Democrats here are clearly energized. "The turnout is just breathtaking," says Leland Beatty, a Democratic analyst and an expert in voter-targeting.
He said an analysis of early voting trends in Dallas County, for example, disclosed that 55 percent had never voted in a Democratic primary. Nearly 10 percent of early voters were newly registered since 2004, meaning "this is their first primary election."
Voters like Deby Bell, 56, a retired University of Texas employee, voted for George W. Bush in the last two presidential elections and doesn't usually pay too much attention to politics. But this year, she has watched all the debates and is voting for Obama. "I believe in him," she says. "I'm voting for his judgment over her (Hillary's) experience. I also like his health care plan: he's against mandates and wants to cover all children right away."
But such issues as health care, global warming and higher taxes on the wealthy seldom get a serious hearing in Texas.
The state leads the country in adults without health insurance. It similarly lags in spending on education and social services. The result is low teacher pay, poor SAT scores and the lowest percentage of US adults with high school diplomas. Similarly, Texas ranks high in such ecological and social pathologies as air pollution, worker safety, teenage pregnancy and incarceration rates. Worshipful of businesses and the wealthy - there is no state income or corporate profits tax - politicians typically outdo themselves in promising low business taxes and a light regulatory burden on oil and chemical companies as well as the banking, insurance and real estate industries.
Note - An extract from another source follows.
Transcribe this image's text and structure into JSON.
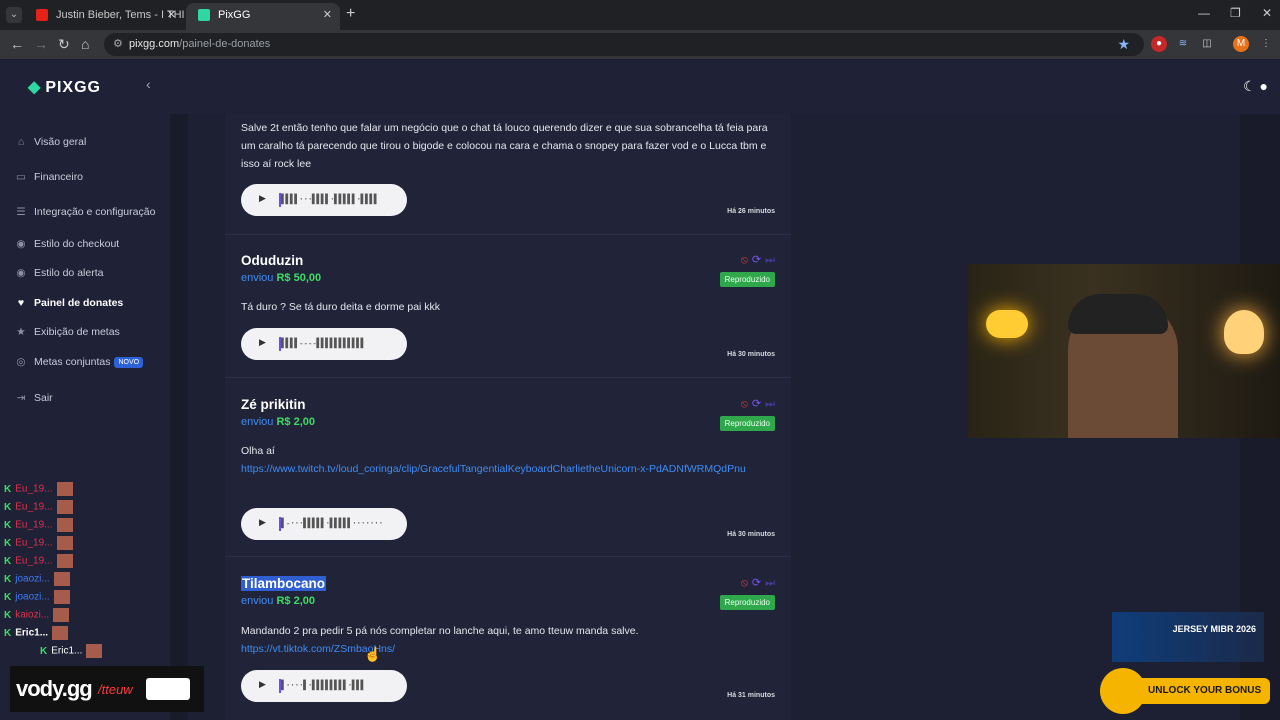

"Texans tend to accept as natural state programs that help business," notes one University of Texas analysis of the state's political culture. At the same time, the Legislature approved the governor's $390 corporate welfare program (known as Texas Enterprise Fund) in 2003, it slashed $200 million from the Children's Health Insurance Program.
But a Democratic tide in November could transform the agenda. A gain of only five seats in the Texas House of Representatives could mean a Democratic majority and eviction of the iron-fisted Speaker Tom Craddick.
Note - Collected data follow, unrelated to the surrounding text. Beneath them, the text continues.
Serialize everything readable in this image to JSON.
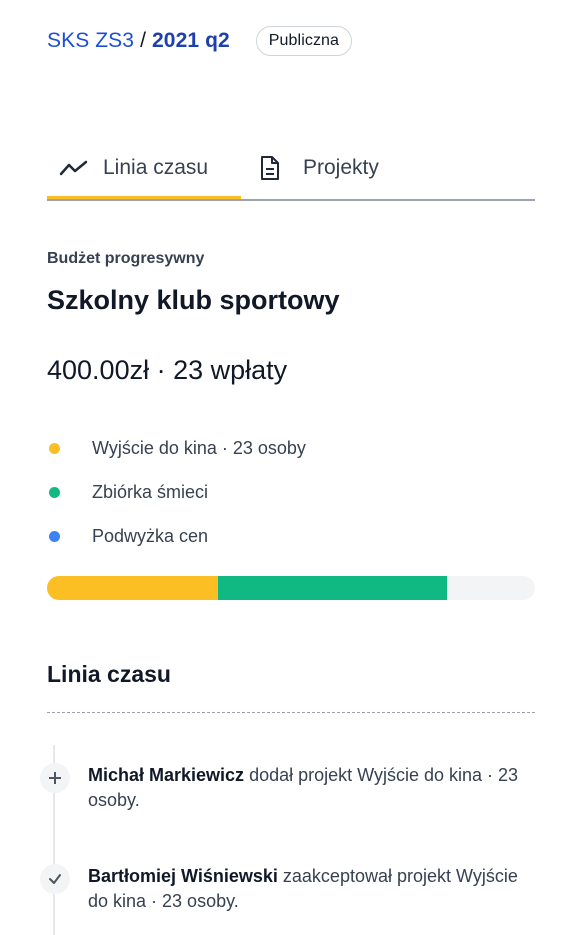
{
  "breadcrumb": {
    "parent": "SKS ZS3",
    "separator": "/",
    "current": "2021 q2",
    "badge": "Publiczna"
  },
  "tabs": [
    {
      "label": "Linia czasu",
      "icon": "trend-line-icon",
      "active": true
    },
    {
      "label": "Projekty",
      "icon": "document-icon",
      "active": false
    }
  ],
  "budget": {
    "type": "Budżet progresywny",
    "title": "Szkolny klub sportowy",
    "amount_line": "400.00zł · 23 wpłaty",
    "legend": [
      {
        "label": "Wyjście do kina · 23 osoby",
        "color": "#fbbf24"
      },
      {
        "label": "Zbiórka śmieci",
        "color": "#10b981"
      },
      {
        "label": "Podwyżka cen",
        "color": "#3b82f6"
      }
    ],
    "progress_fractions": [
      0.35,
      0.47
    ],
    "progress_colors": [
      "#fbbf24",
      "#10b981"
    ]
  },
  "timeline": {
    "heading": "Linia czasu",
    "entries": [
      {
        "icon": "plus-icon",
        "actor": "Michał Markiewicz",
        "text": " dodał projekt Wyjście do kina · 23 osoby."
      },
      {
        "icon": "check-icon",
        "actor": "Bartłomiej Wiśniewski",
        "text": " zaakceptował projekt Wyjście do kina · 23 osoby."
      }
    ]
  }
}
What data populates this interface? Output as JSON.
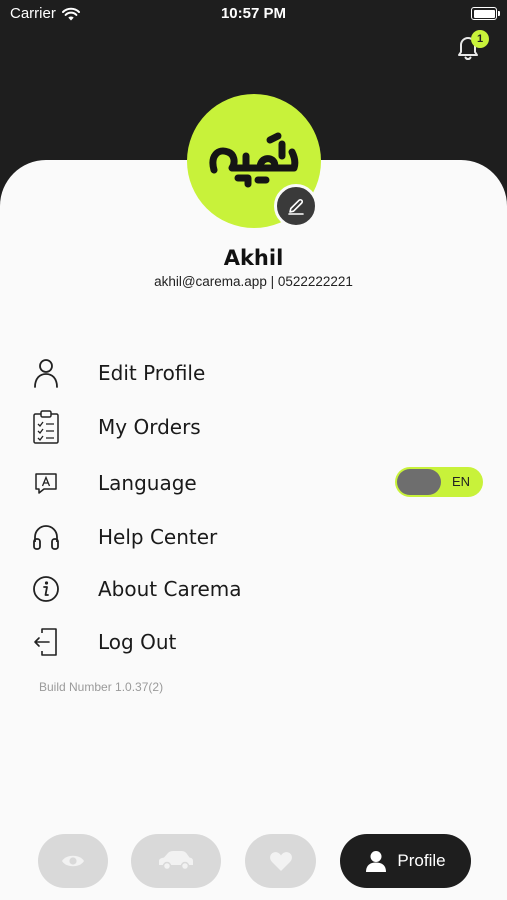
{
  "status_bar": {
    "carrier": "Carrier",
    "time": "10:57 PM"
  },
  "notifications": {
    "badge_count": "1"
  },
  "profile": {
    "name": "Akhil",
    "contact": "akhil@carema.app | 0522222221"
  },
  "menu": {
    "items": [
      {
        "label": "Edit Profile",
        "icon": "person-icon"
      },
      {
        "label": "My Orders",
        "icon": "clipboard-icon"
      },
      {
        "label": "Language",
        "icon": "language-icon"
      },
      {
        "label": "Help Center",
        "icon": "headphones-icon"
      },
      {
        "label": "About Carema",
        "icon": "info-icon"
      },
      {
        "label": "Log Out",
        "icon": "logout-icon"
      }
    ],
    "language_toggle": {
      "value": "EN"
    }
  },
  "build_number": "Build Number 1.0.37(2)",
  "tab_bar": {
    "tabs": [
      {
        "icon": "eye-icon"
      },
      {
        "icon": "car-icon"
      },
      {
        "icon": "heart-icon"
      },
      {
        "icon": "profile-icon",
        "label": "Profile"
      }
    ]
  },
  "colors": {
    "accent": "#c8f23a",
    "dark": "#1e1e1e",
    "inactive_tab": "#d9d9d9"
  }
}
Incremental change could come to the state's judiciary. Linda Yanez, a state court of appeals judge who was appointed by Texas's last Democratic governor, Ann Richards, and is running for the Texas Supreme Court, says, "The nine people on the court may have some variety of experience, but they all have the same judicial philosophy."
She cited one study of litigation involving Wal-Mart by a UT law professor. In lawsuits heard in 49 other state courts, the giant retailer prevailed 46 percent of the time. But in Texas, Wal-Mart won 100 percent of the time. "I can't see how the Supreme Court could go farther to the right," she says.
The race for the US Senate, in which state Rep. Richard Noriega, a veteran of the Iraqi war, is expected to prevail in Tuesday's Democratic primary, could also be in play this year. He faces incumbent Sen. John Cornyn, a hyper-conservative Republican and close Bush ally. A Democratic victory "would be a big breakthrough," says Richard Murray, a political scientist at the University of Houston.
But, Murray says, winning the governorship is the best way to do party building. "Voters think of it as a big job," he says, "and if you do well, you can really help your political party. That's the way Democrats can get back in the game."
Texas will next choose a governor in 2010.
Paul Sweeney, of Austin, Texas, is a veteran journalist who has worked at daily newspapers in Corpus Christi and El Paso. He has written for The New York Times, The Boston Globe, Business Week and The Texas Observer.